Anregungen für Staat und Wirtschaft
Prof. Dr. August-Wilhelm Scheer, Scheer Holding
Kurz & Bündig
Innovatives und nachhaltiges Wirtschaften wird von Staat und Gesellschaft angemahnt, nicht zuletzt angesichts der Bedrohungen durch den Klimawandel. Prof. Dr. August-Wilhelm Scheer ist überzeugt, dass der Einsatz bereits bestehender digitaler Technologien und Offenheit gegenüber sich neu entwickelnder einen wichtigen Beitrag zur Nachhaltigkeit leisten können. Dazu gibt er Staat und Wirtschaft gezielte Anregungen.
Manchmal beschleicht einen der Verdacht, der Staat und Teile der Wirtschaft in Deutschland sehen sich eher als passiver Gegenstand oder gar Opfer der digitalen Transformation anstatt die Chancen neuer Technologien mutig zu ergreifen und für eine gute Zukunft zu nutzen. Dabei geht es nicht um abstrakte Konzepte, sondern um konkrete Umsetzungsszenarien. Innovatives und nachhaltiges Wirtschaften wird auf allen Ebenen zurecht angemahnt, aktuell zusätzlich befeuert durch die Bedrohungen des Klimawandels. Ich bin überzeugt davon, dass der Einsatz bereits bestehender digitaler Technologien und Offenheit gegenüber sich neu entwickelnden einen maßgeblichen Beitrag zur Nachhaltigkeit leisten können. Dafür braucht es mutige Entscheidungen für Investitionen in Entwicklungen von morgen. Dazu für Staat und Wirtschaft je fünf Anregungen:
„Time to act“ für den Staat
Die Bündelung der digitalen Kompetenz in einem eigenen Bundesministerium ist überfällig. Die Zersplitterung der Verantwortung auf mehrere Ministerien und das Kanzleramt erfordert ständige Koordination, führt zu keiner Gesamtstrategie und erschöpft sich häufig in kleinteiligen Abstimmungsproblemen und Zuständigkeitsrangeleien.

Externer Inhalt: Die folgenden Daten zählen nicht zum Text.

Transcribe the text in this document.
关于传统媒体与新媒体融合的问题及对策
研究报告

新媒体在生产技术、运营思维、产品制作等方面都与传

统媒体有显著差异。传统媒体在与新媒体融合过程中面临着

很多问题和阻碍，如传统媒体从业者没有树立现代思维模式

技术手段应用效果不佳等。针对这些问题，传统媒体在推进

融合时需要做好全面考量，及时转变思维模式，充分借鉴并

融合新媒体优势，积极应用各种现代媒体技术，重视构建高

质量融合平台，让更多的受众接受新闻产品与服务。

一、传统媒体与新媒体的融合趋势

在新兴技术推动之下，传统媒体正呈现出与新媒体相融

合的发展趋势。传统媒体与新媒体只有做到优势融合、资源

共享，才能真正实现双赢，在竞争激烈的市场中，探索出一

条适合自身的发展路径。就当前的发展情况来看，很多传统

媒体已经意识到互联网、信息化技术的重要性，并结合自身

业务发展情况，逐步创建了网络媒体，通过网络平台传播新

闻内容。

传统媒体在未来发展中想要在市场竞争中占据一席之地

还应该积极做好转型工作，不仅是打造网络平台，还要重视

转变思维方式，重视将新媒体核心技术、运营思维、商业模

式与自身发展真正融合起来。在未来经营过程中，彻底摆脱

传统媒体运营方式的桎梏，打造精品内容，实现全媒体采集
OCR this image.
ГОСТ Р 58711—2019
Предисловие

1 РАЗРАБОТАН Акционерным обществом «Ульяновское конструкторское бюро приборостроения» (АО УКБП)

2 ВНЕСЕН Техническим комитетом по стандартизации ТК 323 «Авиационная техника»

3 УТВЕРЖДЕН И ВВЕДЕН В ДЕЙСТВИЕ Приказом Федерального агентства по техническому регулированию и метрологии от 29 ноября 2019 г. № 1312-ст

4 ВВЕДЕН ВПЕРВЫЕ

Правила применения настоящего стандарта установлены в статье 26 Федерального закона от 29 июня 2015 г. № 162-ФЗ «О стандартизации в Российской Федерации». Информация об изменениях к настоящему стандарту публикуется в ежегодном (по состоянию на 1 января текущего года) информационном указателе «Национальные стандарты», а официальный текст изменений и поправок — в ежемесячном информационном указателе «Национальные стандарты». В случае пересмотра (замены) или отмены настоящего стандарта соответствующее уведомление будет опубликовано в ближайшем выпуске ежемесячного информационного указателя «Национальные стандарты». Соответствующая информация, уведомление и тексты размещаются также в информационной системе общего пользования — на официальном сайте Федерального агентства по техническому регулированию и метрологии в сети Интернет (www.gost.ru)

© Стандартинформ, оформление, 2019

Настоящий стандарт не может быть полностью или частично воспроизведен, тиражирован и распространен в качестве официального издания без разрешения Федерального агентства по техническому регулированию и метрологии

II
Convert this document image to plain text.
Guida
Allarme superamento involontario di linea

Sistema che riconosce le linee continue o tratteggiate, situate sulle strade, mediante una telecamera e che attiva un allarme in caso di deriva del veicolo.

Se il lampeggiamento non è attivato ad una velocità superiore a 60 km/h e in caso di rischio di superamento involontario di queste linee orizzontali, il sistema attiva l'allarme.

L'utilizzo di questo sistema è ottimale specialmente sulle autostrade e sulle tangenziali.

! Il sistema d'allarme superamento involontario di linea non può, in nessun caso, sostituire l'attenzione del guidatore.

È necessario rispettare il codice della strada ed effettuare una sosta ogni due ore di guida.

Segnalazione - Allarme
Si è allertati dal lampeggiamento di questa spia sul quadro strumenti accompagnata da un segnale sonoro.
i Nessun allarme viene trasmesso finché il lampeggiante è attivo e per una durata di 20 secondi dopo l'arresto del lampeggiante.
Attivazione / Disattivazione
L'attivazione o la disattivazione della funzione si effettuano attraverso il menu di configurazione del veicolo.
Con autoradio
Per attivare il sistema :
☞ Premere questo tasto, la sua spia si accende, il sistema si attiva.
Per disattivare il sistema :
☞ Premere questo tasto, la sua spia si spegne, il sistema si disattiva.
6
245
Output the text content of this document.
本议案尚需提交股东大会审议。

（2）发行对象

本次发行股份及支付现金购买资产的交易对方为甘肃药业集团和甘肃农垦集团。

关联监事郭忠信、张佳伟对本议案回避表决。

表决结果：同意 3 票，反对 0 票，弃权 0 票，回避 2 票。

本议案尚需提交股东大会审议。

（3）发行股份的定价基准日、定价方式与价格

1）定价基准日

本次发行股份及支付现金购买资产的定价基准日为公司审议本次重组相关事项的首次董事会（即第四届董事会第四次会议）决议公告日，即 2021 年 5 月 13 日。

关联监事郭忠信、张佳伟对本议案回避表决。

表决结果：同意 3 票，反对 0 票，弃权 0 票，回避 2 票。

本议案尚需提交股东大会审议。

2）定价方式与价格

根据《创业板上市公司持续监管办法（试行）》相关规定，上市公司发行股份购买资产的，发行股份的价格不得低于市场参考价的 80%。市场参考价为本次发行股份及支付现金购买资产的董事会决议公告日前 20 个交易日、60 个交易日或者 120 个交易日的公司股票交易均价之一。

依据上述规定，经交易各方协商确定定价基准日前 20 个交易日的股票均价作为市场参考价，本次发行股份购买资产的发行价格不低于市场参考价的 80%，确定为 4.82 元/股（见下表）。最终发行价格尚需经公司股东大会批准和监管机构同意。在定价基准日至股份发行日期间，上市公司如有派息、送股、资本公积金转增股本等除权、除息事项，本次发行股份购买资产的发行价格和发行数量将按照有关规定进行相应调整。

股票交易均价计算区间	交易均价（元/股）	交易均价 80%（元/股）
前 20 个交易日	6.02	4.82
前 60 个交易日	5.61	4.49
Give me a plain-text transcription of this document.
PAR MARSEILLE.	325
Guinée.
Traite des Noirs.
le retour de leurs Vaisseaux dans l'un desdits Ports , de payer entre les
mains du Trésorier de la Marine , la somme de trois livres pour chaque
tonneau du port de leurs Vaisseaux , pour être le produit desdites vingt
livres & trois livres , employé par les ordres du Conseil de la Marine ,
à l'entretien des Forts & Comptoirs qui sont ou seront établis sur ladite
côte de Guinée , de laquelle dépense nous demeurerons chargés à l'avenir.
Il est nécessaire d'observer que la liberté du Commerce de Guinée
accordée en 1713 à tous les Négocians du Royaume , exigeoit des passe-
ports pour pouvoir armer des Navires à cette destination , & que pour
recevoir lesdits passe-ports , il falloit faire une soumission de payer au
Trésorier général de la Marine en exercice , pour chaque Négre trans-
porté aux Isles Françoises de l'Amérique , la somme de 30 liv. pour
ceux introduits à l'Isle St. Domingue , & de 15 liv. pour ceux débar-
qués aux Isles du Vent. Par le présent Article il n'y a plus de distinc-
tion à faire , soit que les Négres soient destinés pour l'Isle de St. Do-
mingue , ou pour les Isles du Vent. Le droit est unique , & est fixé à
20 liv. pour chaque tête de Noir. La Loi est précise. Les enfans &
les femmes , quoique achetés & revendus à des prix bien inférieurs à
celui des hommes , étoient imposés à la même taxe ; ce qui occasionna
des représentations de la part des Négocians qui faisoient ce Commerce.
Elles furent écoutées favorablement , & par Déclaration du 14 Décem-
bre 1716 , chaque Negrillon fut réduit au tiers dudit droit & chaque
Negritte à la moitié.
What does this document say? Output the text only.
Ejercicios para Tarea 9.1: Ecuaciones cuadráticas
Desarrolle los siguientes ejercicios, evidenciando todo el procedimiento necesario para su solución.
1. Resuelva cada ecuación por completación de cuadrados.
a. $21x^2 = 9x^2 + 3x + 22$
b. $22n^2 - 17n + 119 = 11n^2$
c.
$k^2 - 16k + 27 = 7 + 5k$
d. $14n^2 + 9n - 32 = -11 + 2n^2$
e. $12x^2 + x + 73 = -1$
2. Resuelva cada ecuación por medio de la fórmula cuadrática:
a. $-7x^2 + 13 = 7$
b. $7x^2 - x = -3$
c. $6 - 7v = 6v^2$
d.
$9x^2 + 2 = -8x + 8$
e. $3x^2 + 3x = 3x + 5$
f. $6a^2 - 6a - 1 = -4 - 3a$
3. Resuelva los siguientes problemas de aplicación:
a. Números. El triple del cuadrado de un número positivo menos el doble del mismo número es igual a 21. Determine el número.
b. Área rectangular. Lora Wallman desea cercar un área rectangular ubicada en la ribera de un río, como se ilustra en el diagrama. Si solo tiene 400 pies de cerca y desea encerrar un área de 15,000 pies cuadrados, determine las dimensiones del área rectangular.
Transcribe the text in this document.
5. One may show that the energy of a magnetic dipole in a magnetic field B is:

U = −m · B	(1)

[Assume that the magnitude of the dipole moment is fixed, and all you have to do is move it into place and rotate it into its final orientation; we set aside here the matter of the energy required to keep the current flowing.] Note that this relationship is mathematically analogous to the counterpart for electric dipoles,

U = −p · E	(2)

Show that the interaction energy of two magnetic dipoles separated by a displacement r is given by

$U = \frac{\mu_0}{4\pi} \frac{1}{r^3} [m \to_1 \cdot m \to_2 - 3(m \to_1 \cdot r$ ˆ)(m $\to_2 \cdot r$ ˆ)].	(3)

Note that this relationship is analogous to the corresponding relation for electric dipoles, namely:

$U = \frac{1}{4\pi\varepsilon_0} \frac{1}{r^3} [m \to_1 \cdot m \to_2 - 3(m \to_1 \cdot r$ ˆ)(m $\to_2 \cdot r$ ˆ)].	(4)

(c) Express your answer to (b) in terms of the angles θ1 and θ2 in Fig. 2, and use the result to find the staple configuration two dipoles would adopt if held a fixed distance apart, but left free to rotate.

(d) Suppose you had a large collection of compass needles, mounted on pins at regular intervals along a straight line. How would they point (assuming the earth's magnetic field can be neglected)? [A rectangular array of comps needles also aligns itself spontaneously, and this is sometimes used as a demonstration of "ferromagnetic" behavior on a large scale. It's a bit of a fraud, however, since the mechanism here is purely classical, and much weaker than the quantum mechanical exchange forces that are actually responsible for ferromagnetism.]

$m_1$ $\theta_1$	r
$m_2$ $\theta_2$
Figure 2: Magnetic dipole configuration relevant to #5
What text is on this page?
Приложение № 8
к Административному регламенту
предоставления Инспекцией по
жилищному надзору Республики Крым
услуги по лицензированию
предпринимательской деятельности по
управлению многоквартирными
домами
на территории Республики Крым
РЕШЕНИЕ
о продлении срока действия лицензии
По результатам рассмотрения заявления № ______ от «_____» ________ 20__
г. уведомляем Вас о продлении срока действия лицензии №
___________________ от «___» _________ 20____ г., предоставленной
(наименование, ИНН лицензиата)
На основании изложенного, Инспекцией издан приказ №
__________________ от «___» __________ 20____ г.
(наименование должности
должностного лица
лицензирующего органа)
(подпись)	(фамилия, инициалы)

Die digitale Infrastruktur in Deutschland befindet sich zum Teil auf dem Niveau eines Dritte Welt Landes. Der Ausbau leistungsfähiger Netze, die Beseitigung der Funklöcher und die Beschleunigung von 5G sind ein „Must“. Der Staat ist weiter gefordert, durch Verwaltungsvereinfachung und neue Agilität seinen Beitrag zu leisten. Nur so können auch innovative, oft ressourcensparende Geschäftsmodelle seitens der Wirtschaft umgesetzt werden.
In Deutschland und Europa müssen staatliche Stellen sehr viel aktiver den digitalen Wandel gestalten und fortentwickeln. Aus Europa heraus müssen Impulse für neue Technologien gesetzt werden, die der Nachhaltigkeit und dem Klimaschutz dienen. Dabei geht es nicht darum, bestehendes zu verwalten und zu begleiten, sondern nach disruptiven Konzepten und deren technologischer Umsetzung zu suchen. Nur so kann Europa in diesem Themenkomplex eine führende Rolle einnehmen. Deutschland war in den 90er Jahren stolz darauf, mit modernen Technologien Vorreiter in der Luftreinhaltung zu sein, oder durch ein Kreislaufwirtschaftsgesetz Zeichen in der Abfallreduzierung gesetzt zu haben. Wo aber bleiben heute neue Konzepte, die die Chancen von Massendatenverarbeitung und Künstlicher Intelligenz für die aktuellen Herausforderungen zur Nachhaltigkeit in Wirtschaft und Verwaltung nutzen?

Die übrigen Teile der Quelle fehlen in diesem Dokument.